Associate Tinaz Mistry and Senior Associate Avanti Durani write in Hindustan Times on setting up functional and more encompassing special governance zones in India in the background of trade wars.
"India’s experiment with special governance zones began with the enactment of the Special Economic Zone (SEZ) Act in 2005. The major focus of this legislation was to incubate export-oriented industries within exclusive zones by granting them special concessions. Studies show poor performance of SEZs, especially in investment growth and employment generation. This, it seems, is a consequence of the legislation establishing these zones. The SEZ Act exhibits an inherent aversion to institutionalised legal as well as regulatory reforms, reducing these zones to mere tax havens for rent-seeking industries. For special governance zones to thrive, India needs to cast aside this approach for a more holistic one with a focus on rule of law and governance that can unleash economic freedom.

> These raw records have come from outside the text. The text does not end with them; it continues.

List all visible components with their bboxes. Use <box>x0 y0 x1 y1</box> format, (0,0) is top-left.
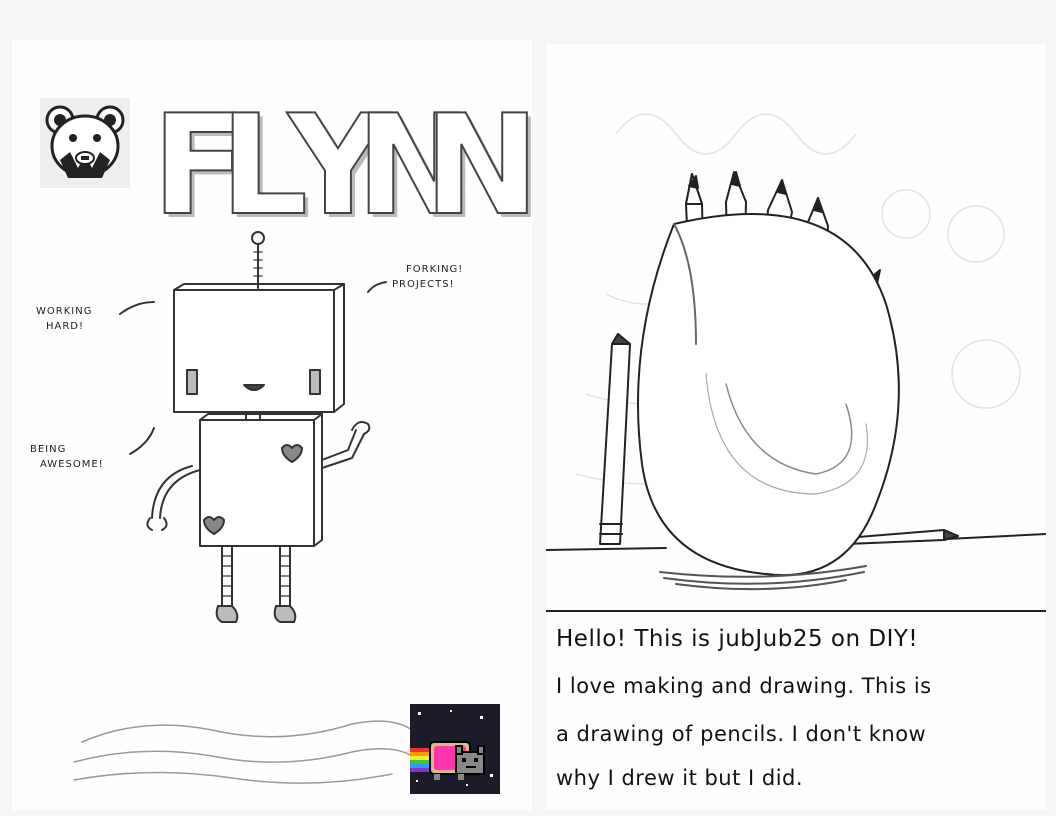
caption-line: PROJECTS! <box>392 279 455 290</box>
caption-line: BEING <box>30 444 67 455</box>
caption-being-awesome: BEING AWESOME! <box>30 442 104 472</box>
caption-line: FORKING! <box>406 264 464 275</box>
note-line: a drawing of pencils. I don't know <box>556 722 927 746</box>
right-page: Hello! This is jubJub25 on DIY! I love m… <box>546 44 1046 810</box>
caption-line: WORKING <box>36 306 93 317</box>
divider <box>546 610 1046 612</box>
note-line: Hello! This is jubJub25 on DIY! <box>556 626 919 652</box>
caption-line: HARD! <box>46 321 85 332</box>
note-block: Hello! This is jubJub25 on DIY! I love m… <box>546 618 1046 798</box>
robot-drawing <box>73 231 413 784</box>
note-line: why I drew it but I did. <box>556 766 804 790</box>
caption-line: AWESOME! <box>40 459 104 470</box>
caption-forking-projects: FORKING! PROJECTS! <box>392 262 463 292</box>
note-line: I love making and drawing. This is <box>556 674 932 698</box>
left-page: F L Y N N WORKING HARD! FORKING! PROJECT… <box>12 40 532 810</box>
caption-working-hard: WORKING HARD! <box>36 304 92 334</box>
nyan-cat-icon <box>410 704 500 794</box>
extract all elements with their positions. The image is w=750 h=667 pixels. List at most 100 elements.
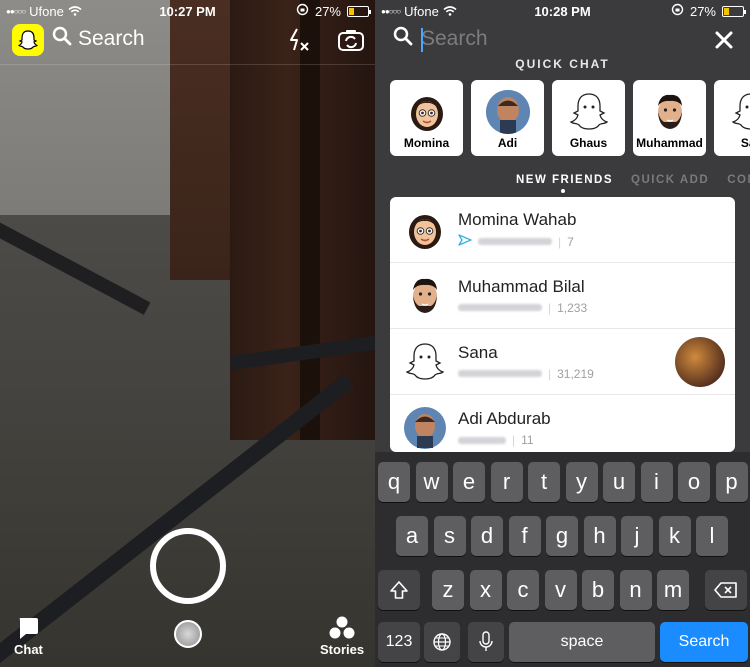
capture-button[interactable] <box>150 528 226 604</box>
snap-score: 1,233 <box>557 300 588 315</box>
letter-key[interactable]: g <box>546 516 578 556</box>
search-label: Search <box>78 27 145 50</box>
username-redacted <box>478 238 552 245</box>
snapchat-ghost-icon <box>17 30 39 50</box>
quick-chat-name: Sar <box>740 136 750 150</box>
status-bar: ●●○○○ Ufone 10:27 PM 27% <box>0 0 375 22</box>
tab-new-friends[interactable]: NEW FRIENDS <box>516 174 613 186</box>
letter-key[interactable]: e <box>453 462 485 502</box>
search-key[interactable]: Search <box>660 622 748 662</box>
letter-key[interactable]: c <box>507 570 539 610</box>
backspace-icon <box>714 582 737 598</box>
username-redacted <box>458 370 542 377</box>
globe-icon <box>433 633 451 651</box>
quick-chat-item[interactable]: Momina <box>390 80 463 156</box>
header-divider <box>0 64 375 65</box>
tab-contacts[interactable]: CONT <box>727 174 750 186</box>
letter-key[interactable]: q <box>378 462 410 502</box>
photo-face-icon <box>485 90 530 134</box>
letter-key[interactable]: i <box>640 462 673 502</box>
letter-key[interactable]: k <box>658 516 691 556</box>
search-button[interactable]: Search <box>52 26 145 52</box>
stories-button[interactable]: Stories <box>320 616 364 657</box>
quick-chat-name: Ghaus <box>569 136 608 150</box>
letter-key[interactable]: p <box>715 462 748 502</box>
chat-button[interactable]: Chat <box>14 616 43 657</box>
search-input[interactable] <box>421 27 661 51</box>
snapchat-ghost-button[interactable] <box>12 24 44 56</box>
bitmoji-male-icon <box>402 273 448 319</box>
stories-label: Stories <box>320 642 365 657</box>
ghost-icon <box>402 339 448 385</box>
flip-camera-icon[interactable] <box>337 28 365 58</box>
list-item[interactable]: Sana | 31,219 <box>390 329 735 395</box>
photo-face-icon <box>402 405 448 451</box>
letter-key[interactable]: s <box>433 516 466 556</box>
bitmoji-female-icon <box>402 207 448 253</box>
bitmoji-female-icon <box>405 90 449 134</box>
list-item[interactable]: Adi Abdurab | 11 <box>390 395 735 452</box>
friend-name: Sana <box>458 342 498 362</box>
search-bar <box>393 26 661 52</box>
letter-key[interactable]: f <box>508 516 541 556</box>
letter-key[interactable]: h <box>583 516 616 556</box>
letter-key[interactable]: o <box>678 462 710 502</box>
text-caret <box>421 28 423 52</box>
letter-key[interactable]: d <box>471 516 503 556</box>
friend-tabs: NEW FRIENDS QUICK ADD CONT <box>516 174 750 186</box>
letter-key[interactable]: t <box>528 462 560 502</box>
camera-background-door-edge <box>300 0 320 440</box>
battery-icon <box>347 5 371 17</box>
letter-key[interactable]: v <box>544 570 577 610</box>
numbers-key[interactable]: 123 <box>378 622 420 662</box>
story-thumbnail[interactable] <box>675 337 725 387</box>
sent-arrow-icon <box>458 234 472 249</box>
letter-key[interactable]: y <box>565 462 598 502</box>
quick-chat-item[interactable]: Muhammad <box>633 80 706 156</box>
letter-key[interactable]: l <box>696 516 728 556</box>
snap-score: 11 <box>521 433 534 447</box>
letter-key[interactable]: m <box>657 570 689 610</box>
search-icon <box>393 26 413 52</box>
quick-chat-item[interactable]: Sar <box>714 80 750 156</box>
close-button[interactable] <box>714 26 734 57</box>
letter-key[interactable]: u <box>603 462 635 502</box>
shift-key[interactable] <box>378 570 420 610</box>
letter-key[interactable]: j <box>621 516 653 556</box>
letter-key[interactable]: r <box>490 462 523 502</box>
letter-key[interactable]: z <box>432 570 464 610</box>
friend-name: Momina Wahab <box>458 210 577 229</box>
letter-key[interactable]: b <box>582 570 614 610</box>
flash-off-icon[interactable] <box>288 28 310 58</box>
delete-key[interactable] <box>705 570 747 610</box>
globe-key[interactable] <box>424 622 460 662</box>
friend-name: Adi Abdurab <box>458 409 551 428</box>
quick-chat-title: QUICK CHAT <box>515 57 610 71</box>
ghost-icon <box>729 90 750 134</box>
microphone-key[interactable] <box>468 622 504 662</box>
quick-chat-item[interactable]: Adi <box>471 80 544 156</box>
snap-score: 7 <box>567 234 574 249</box>
tab-quick-add[interactable]: QUICK ADD <box>631 174 709 186</box>
quick-chat-name: Adi <box>497 136 518 150</box>
bitmoji-male-icon <box>648 90 692 134</box>
space-key[interactable]: space <box>509 622 655 662</box>
letter-key[interactable]: w <box>415 462 448 502</box>
quick-chat-item[interactable]: Ghaus <box>552 80 625 156</box>
friends-list: Momina Wahab | 7 Muhammad Bilal | 1,233 <box>390 197 735 452</box>
letter-key[interactable]: n <box>619 570 652 610</box>
status-bar: ●●○○○ Ufone 10:28 PM 27% <box>375 0 750 22</box>
chat-icon <box>20 618 39 639</box>
camera-background-pillar <box>170 0 230 280</box>
chat-label: Chat <box>14 642 43 657</box>
search-screen: ●●○○○ Ufone 10:28 PM 27% QUICK CHAT <box>375 0 750 667</box>
friend-name: Muhammad Bilal <box>458 276 585 296</box>
memories-button[interactable] <box>174 620 202 648</box>
letter-key[interactable]: a <box>396 516 428 556</box>
rotation-lock-icon <box>671 3 684 19</box>
letter-key[interactable]: x <box>469 570 502 610</box>
camera-screen: ●●○○○ Ufone 10:27 PM 27% Search Chat Sto… <box>0 0 375 667</box>
battery-icon <box>722 5 746 17</box>
list-item[interactable]: Muhammad Bilal | 1,233 <box>390 263 735 329</box>
list-item[interactable]: Momina Wahab | 7 <box>390 197 735 263</box>
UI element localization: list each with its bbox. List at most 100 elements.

Engaging in holistic reforms that value economic freedom and are entrenched in the rule of law will not only enable faster development, economic and export growth but also create employment opportunities and accelerate poverty alleviation. And with a large labour force, India is well positioned to capture the market of larger firms exiting China for greener economic pastures. While the government must offer strong commitment and support, the zones should have institutional and economic autonomy. Redefining the role of the government, civil services and civil servants will be key to unleashing its potential for economic growth."